Si attendono notizie da Mariupol circa le condizioni di Ivan Vavassori, il giocatore-soldato di 29 anni con un passato in Serie C. Nato in Russia, Ivan è il figlio adottivo di Pietro Vavassori, storico presidente della Pro Patria, e di Alessandra Sgarella, la donna che la Ndrangheta rapì e rilasciò nel 1998. Il giovane aveva deciso di andare in Ucraina per combattere contro i suoi connazionali, tuttavia le ultime notizie lasciano la famiglia con il fiato sospeso:
“Ci dispiace informarvi che la scorsa notte, durante la ritirata di alcuni feriti in un attacco a Mariupol, due convogli sono stati distrutti dall’esercito russo. In uno di questi c’era forse anche Ivan, insieme col quarto Reggimento. Stiamo provando a capire se ci siano sopravvissuti. Vi informeremo attraverso i profili Instagram e Facebook di Ivan“.
‘Oggi morirò in una missione suicida, solo così comincerò la vera vita’: Ivan #Vavassori, il portiere combattente disperso in Ucraina https://t.co/R5nKq2yGRp pic.twitter.com/OXjFp3FQDs
— calciomercato.com (@cmdotcom) April 25, 2022
Vavassori su Instagram: “Non conta quando ma come muori”
Ivan Vavassori non ha mai nascosto la sua determinazione per partire volontario verso il fronte. Tutti i suoi pensieri a riguardo sono stati puntualmente espressi su Instagram, inclusa l’ultima Stories in cui si annuncia la sua scomparsa.
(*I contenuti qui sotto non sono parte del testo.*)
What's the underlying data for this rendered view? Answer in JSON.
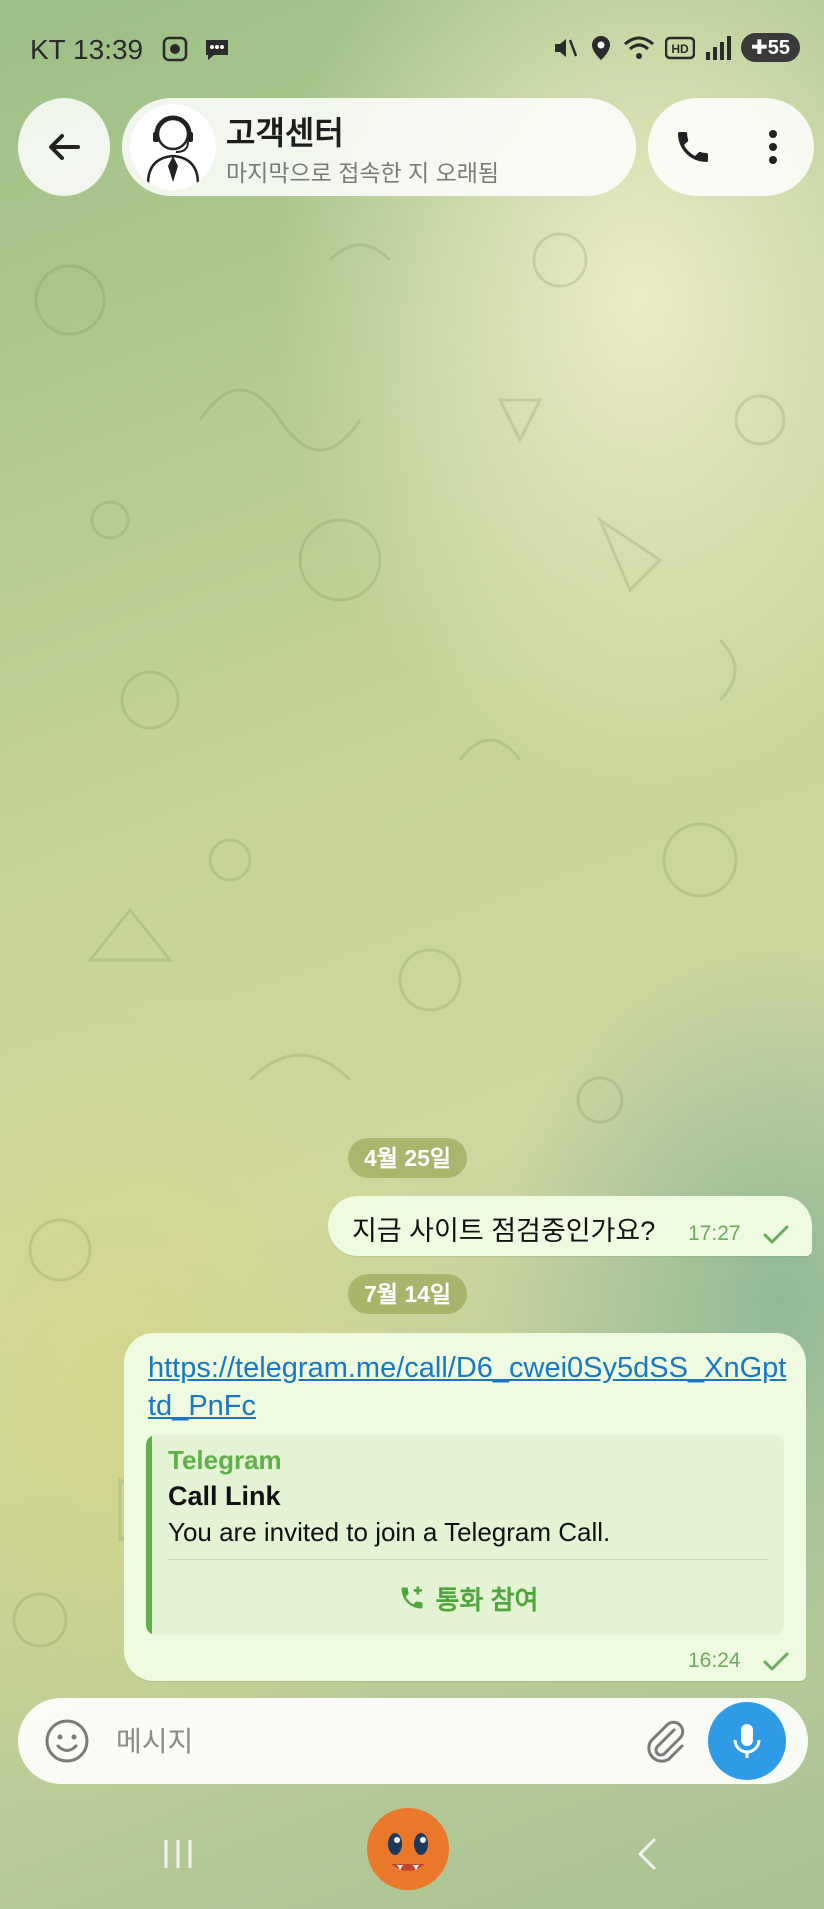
{
  "status_bar": {
    "carrier_time": "KT 13:39",
    "battery": "55"
  },
  "header": {
    "title": "고객센터",
    "subtitle": "마지막으로 접속한 지 오래됨"
  },
  "messages": [
    {
      "date_chip": "4월 25일",
      "text": "지금 사이트 점검중인가요?",
      "time": "17:27"
    },
    {
      "date_chip": "7월 14일",
      "link": "https://telegram.me/call/D6_cwei0Sy5dSS_XnGpttd_PnFc",
      "preview": {
        "site": "Telegram",
        "title": "Call Link",
        "description": "You are invited to join a Telegram Call.",
        "button": "통화 참여"
      },
      "time": "16:24"
    }
  ],
  "input": {
    "placeholder": "메시지"
  },
  "colors": {
    "accent_green": "#5fb04a",
    "link_blue": "#1a78c2",
    "mic_blue": "#2f9be6",
    "bubble": "#eefbe0"
  }
}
“Morire vent’anni prima o vent’anni dopo, poco importa. Quel che importa è morire bene. Soltanto allora inizia la vita. Volevate sapere, ora guardate. Vi piace quello che vedete? Perché a me ha fatto vomitare e piangere per giorni. Non siamo eroi o super uomini siamo fottuti soldati. Che devono uccidere o essere uccisi. Siamo carne da macello dentro un gioco politico i cui giocatori sono le vite umane. Vi sentire contenti adesso a vedere cadaveri e morti?”
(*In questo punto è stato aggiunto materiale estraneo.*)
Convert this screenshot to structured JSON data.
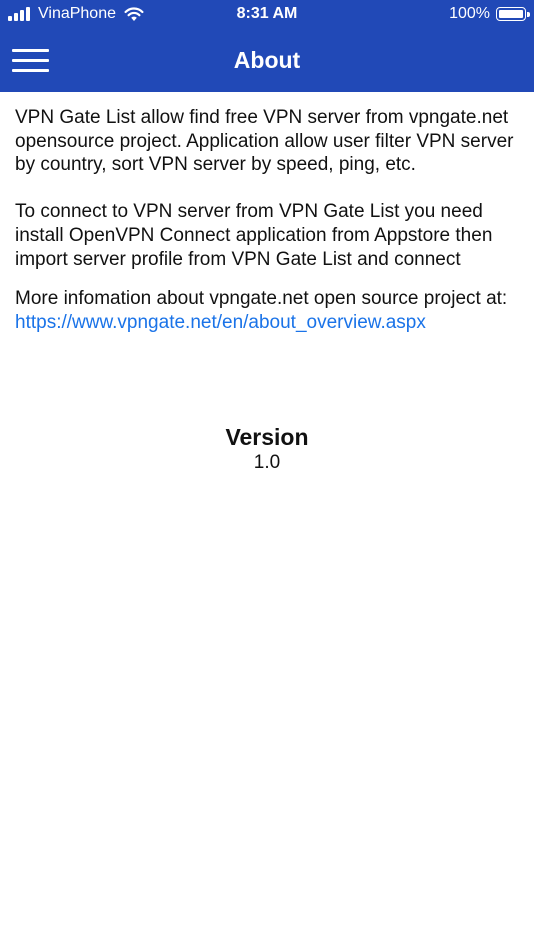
{
  "status_bar": {
    "carrier": "VinaPhone",
    "time": "8:31 AM",
    "battery": "100%"
  },
  "header": {
    "title": "About",
    "menu_icon": "hamburger-menu-icon",
    "color": "#2149b7"
  },
  "content": {
    "paragraph1": "VPN Gate List allow find free VPN server from vpngate.net opensource project. Application allow user filter VPN server by country, sort VPN server by speed, ping, etc.",
    "paragraph2": "To connect to VPN server from VPN Gate List you need install OpenVPN Connect application from Appstore then import server profile from VPN Gate List and connect",
    "paragraph3": "More infomation about vpngate.net open source project at:",
    "link": "https://www.vpngate.net/en/about_overview.aspx",
    "link_color": "#1a73e8"
  },
  "version": {
    "label": "Version",
    "value": "1.0"
  }
}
“Certe decisioni ti trasformano in killer però la guerra non ti permette di poter decidere. Non ho potuto decidere. Però mi sento distrutto. Vedere i miei compagni morire così distrugge e non riesco a dimenticare i loro volti. Fottuta guerra. È un onore difendere questi colori, poter dire di aver aiutato ti rende veramente orgoglioso di te stesso. E lo rifarei“.